I grassi saturi del latte, che si trovano negli alimenti trasformati e nei dolci, possono aumentare il rischio di sviluppare disordini immunitari, come la malattia infiammatoria intestinale, in coloro che sono geneticamente predisposti. Questo studio è stato condotto sui topi. Il 60% dei topi nutriti in base ad una dieta ad alto contenuto di grassi saturi del latte ha sviluppato la colite ulcerosa entro sei mesi dall’inizio dello studio, mentre solo il 25-30% dei topi nutriti in base ad una dieta povera di grassi ha presentato lo stesso problema. Inoltre il primo gruppo di topi ha sviluppato una forma più grave della malattia.

Le malattie autoimmuni come le malattie infiammatorie intestinali, che comprendono la colite ed il morbo di Crohn, sono ormai molto diffuse. I risultati ottenuti dimostrano che i fattori ambientali, compresa l’alimentazione, possono contribuire alla crescita di disturbi del sistema immunitario (altro esempio è l’asma). Questi disordini immunitari sono tutti collegati tra loro in quanto sono una combinazione tra la predisposizione genetica e l’evoluzione dell’ambiente.

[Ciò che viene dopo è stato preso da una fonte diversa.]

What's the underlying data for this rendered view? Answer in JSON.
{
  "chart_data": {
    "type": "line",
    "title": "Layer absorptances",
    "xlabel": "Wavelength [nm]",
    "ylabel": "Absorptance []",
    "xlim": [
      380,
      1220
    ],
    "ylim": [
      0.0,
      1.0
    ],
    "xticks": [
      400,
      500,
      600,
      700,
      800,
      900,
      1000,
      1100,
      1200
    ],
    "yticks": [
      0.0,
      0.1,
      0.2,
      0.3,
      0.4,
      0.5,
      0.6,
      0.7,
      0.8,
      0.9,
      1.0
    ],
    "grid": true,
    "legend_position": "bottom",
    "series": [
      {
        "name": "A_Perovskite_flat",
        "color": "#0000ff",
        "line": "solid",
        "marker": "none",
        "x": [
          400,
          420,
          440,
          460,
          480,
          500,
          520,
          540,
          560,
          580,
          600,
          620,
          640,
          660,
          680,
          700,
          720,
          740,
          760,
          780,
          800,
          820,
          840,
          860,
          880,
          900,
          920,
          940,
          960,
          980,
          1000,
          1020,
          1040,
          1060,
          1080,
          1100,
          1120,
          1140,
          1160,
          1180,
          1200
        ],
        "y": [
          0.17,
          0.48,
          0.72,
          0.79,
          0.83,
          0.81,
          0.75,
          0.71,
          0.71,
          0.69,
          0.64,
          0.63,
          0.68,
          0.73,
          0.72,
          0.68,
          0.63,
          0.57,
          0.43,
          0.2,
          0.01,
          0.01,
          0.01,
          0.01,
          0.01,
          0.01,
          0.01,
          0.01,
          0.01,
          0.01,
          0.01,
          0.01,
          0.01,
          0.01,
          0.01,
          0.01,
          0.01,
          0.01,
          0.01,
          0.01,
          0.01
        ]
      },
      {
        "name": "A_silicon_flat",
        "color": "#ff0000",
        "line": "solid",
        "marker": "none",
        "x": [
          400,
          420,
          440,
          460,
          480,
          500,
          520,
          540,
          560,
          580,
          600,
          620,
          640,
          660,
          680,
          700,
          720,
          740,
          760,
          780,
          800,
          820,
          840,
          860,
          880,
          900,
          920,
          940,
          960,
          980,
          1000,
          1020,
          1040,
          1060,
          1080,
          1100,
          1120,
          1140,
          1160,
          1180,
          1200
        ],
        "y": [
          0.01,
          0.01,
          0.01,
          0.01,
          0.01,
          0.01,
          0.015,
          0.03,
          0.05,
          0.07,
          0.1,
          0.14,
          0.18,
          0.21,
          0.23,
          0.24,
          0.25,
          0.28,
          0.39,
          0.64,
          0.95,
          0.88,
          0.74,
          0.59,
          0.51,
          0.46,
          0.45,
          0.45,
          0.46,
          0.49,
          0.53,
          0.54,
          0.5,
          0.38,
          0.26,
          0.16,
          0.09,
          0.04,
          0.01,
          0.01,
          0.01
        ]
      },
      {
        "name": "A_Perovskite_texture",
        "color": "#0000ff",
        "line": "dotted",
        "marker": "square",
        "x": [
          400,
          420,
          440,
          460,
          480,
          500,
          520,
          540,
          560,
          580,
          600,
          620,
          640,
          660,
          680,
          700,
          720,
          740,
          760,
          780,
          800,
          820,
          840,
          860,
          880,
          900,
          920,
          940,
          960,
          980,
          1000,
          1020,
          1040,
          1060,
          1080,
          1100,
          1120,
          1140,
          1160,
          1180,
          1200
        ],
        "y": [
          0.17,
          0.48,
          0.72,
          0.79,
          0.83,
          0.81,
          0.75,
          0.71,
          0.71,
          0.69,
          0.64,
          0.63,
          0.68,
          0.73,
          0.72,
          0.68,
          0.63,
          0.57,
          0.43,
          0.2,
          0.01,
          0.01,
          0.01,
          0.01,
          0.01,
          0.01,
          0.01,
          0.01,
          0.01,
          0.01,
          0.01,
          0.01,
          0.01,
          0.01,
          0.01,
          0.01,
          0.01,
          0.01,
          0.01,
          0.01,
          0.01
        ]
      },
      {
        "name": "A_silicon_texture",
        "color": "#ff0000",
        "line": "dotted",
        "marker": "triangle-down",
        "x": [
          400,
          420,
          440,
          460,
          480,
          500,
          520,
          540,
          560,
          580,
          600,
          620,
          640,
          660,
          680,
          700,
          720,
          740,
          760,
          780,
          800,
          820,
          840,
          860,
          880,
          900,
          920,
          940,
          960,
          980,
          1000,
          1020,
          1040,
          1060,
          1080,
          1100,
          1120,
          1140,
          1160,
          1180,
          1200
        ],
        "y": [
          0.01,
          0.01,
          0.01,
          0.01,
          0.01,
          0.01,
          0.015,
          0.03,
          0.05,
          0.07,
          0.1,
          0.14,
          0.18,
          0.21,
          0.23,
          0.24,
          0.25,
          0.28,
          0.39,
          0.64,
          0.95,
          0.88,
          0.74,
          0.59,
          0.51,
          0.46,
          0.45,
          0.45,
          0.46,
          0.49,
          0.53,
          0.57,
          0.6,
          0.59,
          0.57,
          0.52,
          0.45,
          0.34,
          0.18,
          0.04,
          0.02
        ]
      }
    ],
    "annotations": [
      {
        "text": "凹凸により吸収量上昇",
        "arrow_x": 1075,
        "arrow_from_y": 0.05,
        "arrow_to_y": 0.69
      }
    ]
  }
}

Spesso l’ambiente altera i microrganismi che vivono intorno a noi e, di conseguenza, altera anche il rapporto che il nostro corpo ha con i suoi microrganismi. Di solito queste alterazioni raggiungono un equilibrio, ma a volte le persone vengono interessate da una mutazione genetica o da un fattore che può causare in loro una reazione anomala. I ricercatori hanno scoperto che i topi alimentati con una dieta ricca di grassi del latte hanno sviluppato diversi batteri, chiamati Bilophila wadsworthia, nel loro intestino.

Poiché I grassi del latte sono difficili da digerire, il fegato dei topi ha prodotto una forma di bile ad alto contenuto di zolfo per aiutare la digestione. I suddetti batteri, che vivono di zolfo, una volta raggiunto il colon aumentano di numero ed attivano il sistema immunitario dei soggetti geneticamente predisposti a malattie intestinali.

Questa teoria, comunque, necessita di ulteriori studi che possano confermarla e permettere di individuare una dieta in grado di prevenire malattie autoimmuni nelle persone che presentano una certa predisposizione genetica.